O Papa Leão XIV já vem sendo chamado informalmente de “o Papa dos milenares”. Seu carisma, firmeza doutrinal e clareza de visão chamam a atenção especialmente da juventude católica mais tradicional, sedenta por verdade, reverência e radicalidade evangélica. Não por acaso, o nome de Carlo Acutis surge como um farol nesse cenário.
Carlo foi beatificado por causa de sua vida heroicamente virtuosa, centrada na Missa diária, na adoração eucarística e na caridade silenciosa. Ele usava a internet como instrumento de evangelização, mas sem nunca perder o senso do sagrado. Era moderno nos meios, mas anti-modernista no espírito.
Sua espiritualidade eucarística e fidelidade ao Papa se destacam de forma marcante. Em seus escritos, Carlo dizia: “A Eucaristia é a minha estrada para o céu.” E também: “Ofereço todos os sofrimentos que terei que sofrer pelo Senhor, pelo Papa e pela Igreja.”
Tudo indica que será Leão XIV o papa responsável por canonizar Carlo Acutis. E essa canonização não será um ato meramente burocrático: será um sinal escatológico, uma mensagem ao mundo.
O primeiro santo milenar — isto é, nascido nos anos 2000 — será oficialmente declarado modelo de santidade para toda a Igreja pelo primeiro papa eleito no pontificado digital maduro. E o detalhe mais comovente: canonizado por aquele por quem Carlo já havia oferecido seus sofrimentos, ainda sem conhecê-lo.
É como se a vida do beato já apontasse profeticamente para esse momento.
Em uma descoberta recente comentada pelo padre David Michael Moses, da Arquidiocese de Galveston-Houston, a ligação entre Carlo Acutis e Leão XIV se revela ainda mais profunda do que parecia.
O sacerdote observou que Carlo estudou no Instituto Leão XIII, em Milão — e não por acaso, Papa Leão XIII foi a inspiração para o nome papal escolhido por Leão XIV. O colégio onde Carlo foi formado espiritualmente leva o nome daquele que influenciaria, décadas depois, o pontífice que provavelmente o canonizará.
Padre Moses comentou em seu podcast: “Quais são as chances de que a escola que Carlo frequentou tenha o nome do Papa Leão XIII, e agora o Papa que vai canonizá-lo escolhe o nome Leão XIV por causa desse mesmo pontífice? Quais são as chances? Que legal!”

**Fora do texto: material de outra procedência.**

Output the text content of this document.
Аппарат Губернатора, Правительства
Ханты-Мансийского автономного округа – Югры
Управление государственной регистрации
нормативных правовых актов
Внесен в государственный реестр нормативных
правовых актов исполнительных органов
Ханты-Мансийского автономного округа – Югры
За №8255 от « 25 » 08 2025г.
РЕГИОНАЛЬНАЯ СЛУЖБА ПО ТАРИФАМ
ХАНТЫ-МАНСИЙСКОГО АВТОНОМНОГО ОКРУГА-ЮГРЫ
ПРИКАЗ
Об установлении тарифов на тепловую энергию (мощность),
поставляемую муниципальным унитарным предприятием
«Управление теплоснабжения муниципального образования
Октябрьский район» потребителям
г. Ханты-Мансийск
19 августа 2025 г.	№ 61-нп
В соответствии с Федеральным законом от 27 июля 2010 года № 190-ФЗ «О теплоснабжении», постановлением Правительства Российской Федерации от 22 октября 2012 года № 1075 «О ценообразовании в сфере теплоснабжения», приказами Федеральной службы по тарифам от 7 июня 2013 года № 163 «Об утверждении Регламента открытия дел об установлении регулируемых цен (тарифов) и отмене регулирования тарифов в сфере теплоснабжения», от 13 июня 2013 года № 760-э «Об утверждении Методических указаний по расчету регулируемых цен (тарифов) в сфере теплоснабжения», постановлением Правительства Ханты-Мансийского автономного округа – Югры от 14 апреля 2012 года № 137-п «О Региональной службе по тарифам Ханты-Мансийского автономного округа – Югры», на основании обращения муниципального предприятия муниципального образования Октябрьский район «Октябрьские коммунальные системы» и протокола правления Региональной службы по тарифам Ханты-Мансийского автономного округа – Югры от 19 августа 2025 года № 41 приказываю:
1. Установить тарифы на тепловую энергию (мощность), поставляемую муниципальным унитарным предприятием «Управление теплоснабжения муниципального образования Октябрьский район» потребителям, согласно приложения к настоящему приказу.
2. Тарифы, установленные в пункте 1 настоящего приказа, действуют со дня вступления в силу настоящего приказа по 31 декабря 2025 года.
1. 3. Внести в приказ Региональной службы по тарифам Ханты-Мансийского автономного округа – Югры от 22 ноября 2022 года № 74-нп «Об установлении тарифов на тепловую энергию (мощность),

E não para por aí. Carlo ofereceu seus sofrimentos, vividos com fé e alegria, especialmente pelo Papa e pela Igreja. Ele mesmo declarou: “Ofereço todo o sofrimento que terei que sofrer pelo Senhor, pelo Papa e pela Igreja.” Para Moses, isso resume o coração de Carlo: um santo jovem, moderno, mas profundamente católico e fiel ao Papa — e cuja vida encontra eco no pontificado de Leão XIV.
A tradição da Igreja nos ensina que os santos não são apenas modelos — eles também são profetas. Carlo parece ter sido um deles. E Leão XIV, ao assumir esse nome, não apenas homenageia Leão XIII, mas, de certo modo, sela um elo espiritual com o aluno do colégio que levava seu nome.

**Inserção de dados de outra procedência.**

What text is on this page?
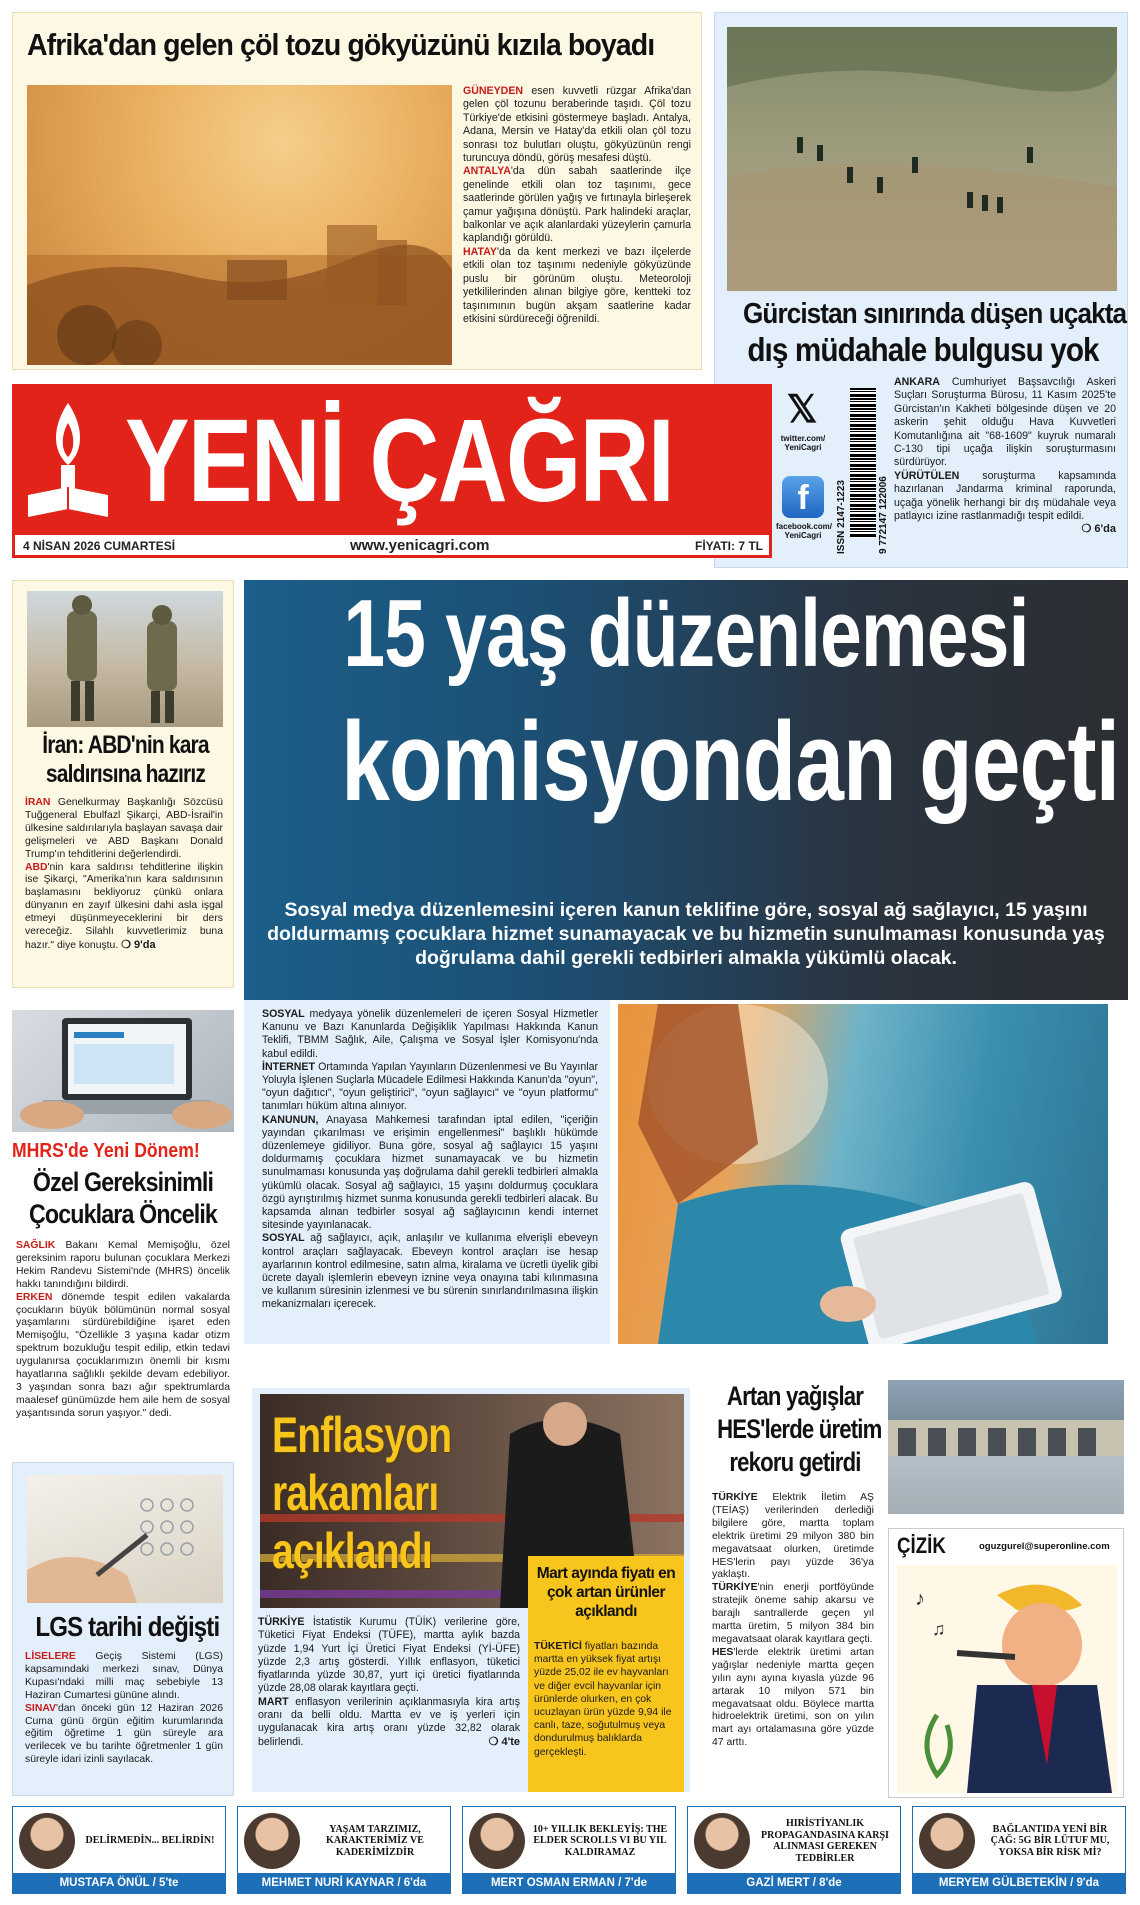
Afrika'dan gelen çöl tozu gökyüzünü kızıla boyadı
GÜNEYDEN esen kuvvetli rüzgar Afrika'dan gelen çöl tozunu beraberinde taşıdı. Çöl tozu Türkiye'de etkisini göstermeye başladı. Antalya, Adana, Mersin ve Hatay'da etkili olan çöl tozu sonrası toz bulutları oluştu, gökyüzünün rengi turuncuya döndü, görüş mesafesi düştü.
ANTALYA'da dün sabah saatlerinde ilçe genelinde etkili olan toz taşınımı, gece saatlerinde görülen yağış ve fırtınayla birleşerek çamur yağışına dönüştü. Park halindeki araçlar, balkonlar ve açık alanlardaki yüzeylerin çamurla kaplandığı görüldü.
HATAY'da da kent merkezi ve bazı ilçelerde etkili olan toz taşınımı nedeniyle gökyüzünde puslu bir görünüm oluştu. Meteoroloji yetkililerinden alınan bilgiye göre, kentteki toz taşınımının bugün akşam saatlerine kadar etkisini sürdüreceği öğrenildi.	Gürcistan sınırında düşen uçakta
dış müdahale bulgusu yok
ANKARA Cumhuriyet Başsavcılığı Askeri Suçları Soruşturma Bürosu, 11 Kasım 2025'te Gürcistan'ın Kakheti bölgesinde düşen ve 20 askerin şehit olduğu Hava Kuvvetleri Komutanlığına ait "68-1609" kuyruk numaralı C-130 tipi uçağa ilişkin soruşturmasını sürdürüyor.
YÜRÜTÜLEN soruşturma kapsamında hazırlanan Jandarma kriminal raporunda, uçağa yönelik herhangi bir dış müdahale veya patlayıcı izine rastlanmadığı tespit edildi.
❍ 6'da
YENİ ÇAĞRI
4 NİSAN 2026 CUMARTESİ	www.yenicagri.com	FİYATI: 7 TL
𝕏
twitter.com/ YeniCagri
f
facebook.com/ YeniCagri	ISSN 2147-1223	9 772147 122006
İran: ABD'nin kara saldırısına hazırız
İRAN Genelkurmay Başkanlığı Sözcüsü Tuğgeneral Ebulfazl Şikarçi, ABD-İsrail'in ülkesine saldırılarıyla başlayan savaşa dair gelişmeleri ve ABD Başkanı Donald Trump'ın tehditlerini değerlendirdi.
ABD'nin kara saldırısı tehditlerine ilişkin ise Şikarçi, "Amerika'nın kara saldırısının başlamasını bekliyoruz çünkü onlara dünyanın en zayıf ülkesini dahi asla işgal etmeyi düşünmeyeceklerini bir ders vereceğiz. Silahlı kuvvetlerimiz buna hazır." diye konuştu. ❍ 9'da
MHRS'de Yeni Dönem!
Özel Gereksinimli
Çocuklara Öncelik
SAĞLIK Bakanı Kemal Memişoğlu, özel gereksinim raporu bulunan çocuklara Merkezi Hekim Randevu Sistemi'nde (MHRS) öncelik hakkı tanındığını bildirdi.
ERKEN dönemde tespit edilen vakalarda çocukların büyük bölümünün normal sosyal yaşamlarını sürdürebildiğine işaret eden Memişoğlu, "Özellikle 3 yaşına kadar otizm spektrum bozukluğu tespit edilip, etkin tedavi uygulanırsa çocuklarımızın önemli bir kısmı hayatlarına sağlıklı şekilde devam edebiliyor. 3 yaşından sonra bazı ağır spektrumlarda maalesef günümüzde hem aile hem de sosyal yaşantısında sorun yaşıyor." dedi.
LGS tarihi değişti
LİSELERE Geçiş Sistemi (LGS) kapsamındaki merkezi sınav, Dünya Kupası'ndaki milli maç sebebiyle 13 Haziran Cumartesi gününe alındı.
SINAV'dan önceki gün 12 Haziran 2026 Cuma günü örgün eğitim kurumlarında eğitim öğretime 1 gün süreyle ara verilecek ve bu tarihte öğretmenler 1 gün süreyle idari izinli sayılacak.
15 yaş düzenlemesi
komisyondan geçti
Sosyal medya düzenlemesini içeren kanun teklifine göre, sosyal ağ sağlayıcı, 15 yaşını doldurmamış çocuklara hizmet sunamayacak ve bu hizmetin sunulmaması konusunda yaş doğrulama dahil gerekli tedbirleri almakla yükümlü olacak.
SOSYAL medyaya yönelik düzenlemeleri de içeren Sosyal Hizmetler Kanunu ve Bazı Kanunlarda Değişiklik Yapılması Hakkında Kanun Teklifi, TBMM Sağlık, Aile, Çalışma ve Sosyal İşler Komisyonu'nda kabul edildi.
İNTERNET Ortamında Yapılan Yayınların Düzenlenmesi ve Bu Yayınlar Yoluyla İşlenen Suçlarla Mücadele Edilmesi Hakkında Kanun'da "oyun", "oyun dağıtıcı", "oyun geliştirici", "oyun sağlayıcı" ve "oyun platformu" tanımları hüküm altına alınıyor.
KANUNUN, Anayasa Mahkemesi tarafından iptal edilen, "içeriğin yayından çıkarılması ve erişimin engellenmesi" başlıklı hükümde düzenlemeye gidiliyor. Buna göre, sosyal ağ sağlayıcı 15 yaşını doldurmamış çocuklara hizmet sunamayacak ve bu hizmetin sunulmaması konusunda yaş doğrulama dahil gerekli tedbirleri almakla yükümlü olacak. Sosyal ağ sağlayıcı, 15 yaşını doldurmuş çocuklara özgü ayrıştırılmış hizmet sunma konusunda gerekli tedbirleri alacak. Bu kapsamda alınan tedbirler sosyal ağ sağlayıcının kendi internet sitesinde yayınlanacak.
SOSYAL ağ sağlayıcı, açık, anlaşılır ve kullanıma elverişli ebeveyn kontrol araçları sağlayacak. Ebeveyn kontrol araçları ise hesap ayarlarının kontrol edilmesine, satın alma, kiralama ve ücretli üyelik gibi ücrete dayalı işlemlerin ebeveyn iznine veya onayına tabi kılınmasına ve kullanım süresinin izlenmesi ve bu sürenin sınırlandırılmasına ilişkin mekanizmaları içerecek.
Enflasyon
rakamları
açıklandı
TÜRKİYE İstatistik Kurumu (TÜİK) verilerine göre, Tüketici Fiyat Endeksi (TÜFE), martta aylık bazda yüzde 1,94 Yurt İçi Üretici Fiyat Endeksi (Yİ-ÜFE) yüzde 2,3 artış gösterdi. Yıllık enflasyon, tüketici fiyatlarında yüzde 30,87, yurt içi üretici fiyatlarında yüzde 28,08 olarak kayıtlara geçti.
MART enflasyon verilerinin açıklanmasıyla kira artış oranı da belli oldu. Martta ev ve iş yerleri için uygulanacak kira artış oranı yüzde 32,82 olarak belirlendi.	❍ 4'te
Mart ayında fiyatı en çok artan ürünler açıklandı
TÜKETİCİ fiyatları bazında martta en yüksek fiyat artışı yüzde 25,02 ile ev hayvanları ve diğer evcil hayvanlar için ürünlerde olurken, en çok ucuzlayan ürün yüzde 9,94 ile canlı, taze, soğutulmuş veya dondurulmuş balıklarda gerçekleşti.
Artan yağışlar
HES'lerde üretim
rekoru getirdi
TÜRKİYE Elektrik İletim AŞ (TEİAŞ) verilerinden derlediği bilgilere göre, martta toplam elektrik üretimi 29 milyon 380 bin megavatsaat olurken, üretimde HES'lerin payı yüzde 36'ya yaklaştı.
TÜRKİYE'nin enerji portföyünde stratejik öneme sahip akarsu ve barajlı santrallerde geçen yıl martta üretim, 5 milyon 384 bin megavatsaat olarak kayıtlara geçti.
HES'lerde elektrik üretimi artan yağışlar nedeniyle martta geçen yılın aynı ayına kıyasla yüzde 96 artarak 10 milyon 571 bin megavatsaat oldu. Böylece martta hidroelektrik üretimi, son on yılın mart ayı ortalamasına göre yüzde 47 arttı.
ÇİZİK	oguzgurel@superonline.com
♪
♫
DELİRMEDİN... BELİRDİN!
MUSTAFA ÖNÜL / 5'te
YAŞAM TARZIMIZ, KARAKTERİMİZ VE KADERİMİZDİR
MEHMET NURİ KAYNAR / 6'da
10+ YILLIK BEKLEYİŞ: THE ELDER SCROLLS VI BU YIL KALDIRAMAZ
MERT OSMAN ERMAN / 7'de
HIRİSTİYANLIK PROPAGANDASINA KARŞI ALINMASI GEREKEN TEDBİRLER
GAZİ MERT / 8'de
BAĞLANTIDA YENİ BİR ÇAĞ: 5G BİR LÜTUF MU, YOKSA BİR RİSK Mİ?
MERYEM GÜLBETEKİN / 9'da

Esses detalhes podem parecer triviais aos olhos mundanos, mas são sinais para os atentos. Carlo é o rosto jovem da Tradição. Leão XIV é o novo rosto do governo visível da Igreja. Um ofereceu seu sofrimento, o outro, sua autoridade. E ambos se encontram sob o olhar da Mãe Igreja, que reconhece a mão de Deus escrevendo com firmeza em meio ao caos.
Se Carlo for de fato canonizado por Leão XIV, não será apenas mais uma cerimônia — será uma mensagem à Igreja: a santidade é possível, é jovem, é fiel, é eucarística e é profundamente enraizada no amor à Igreja e ao Santo Padre.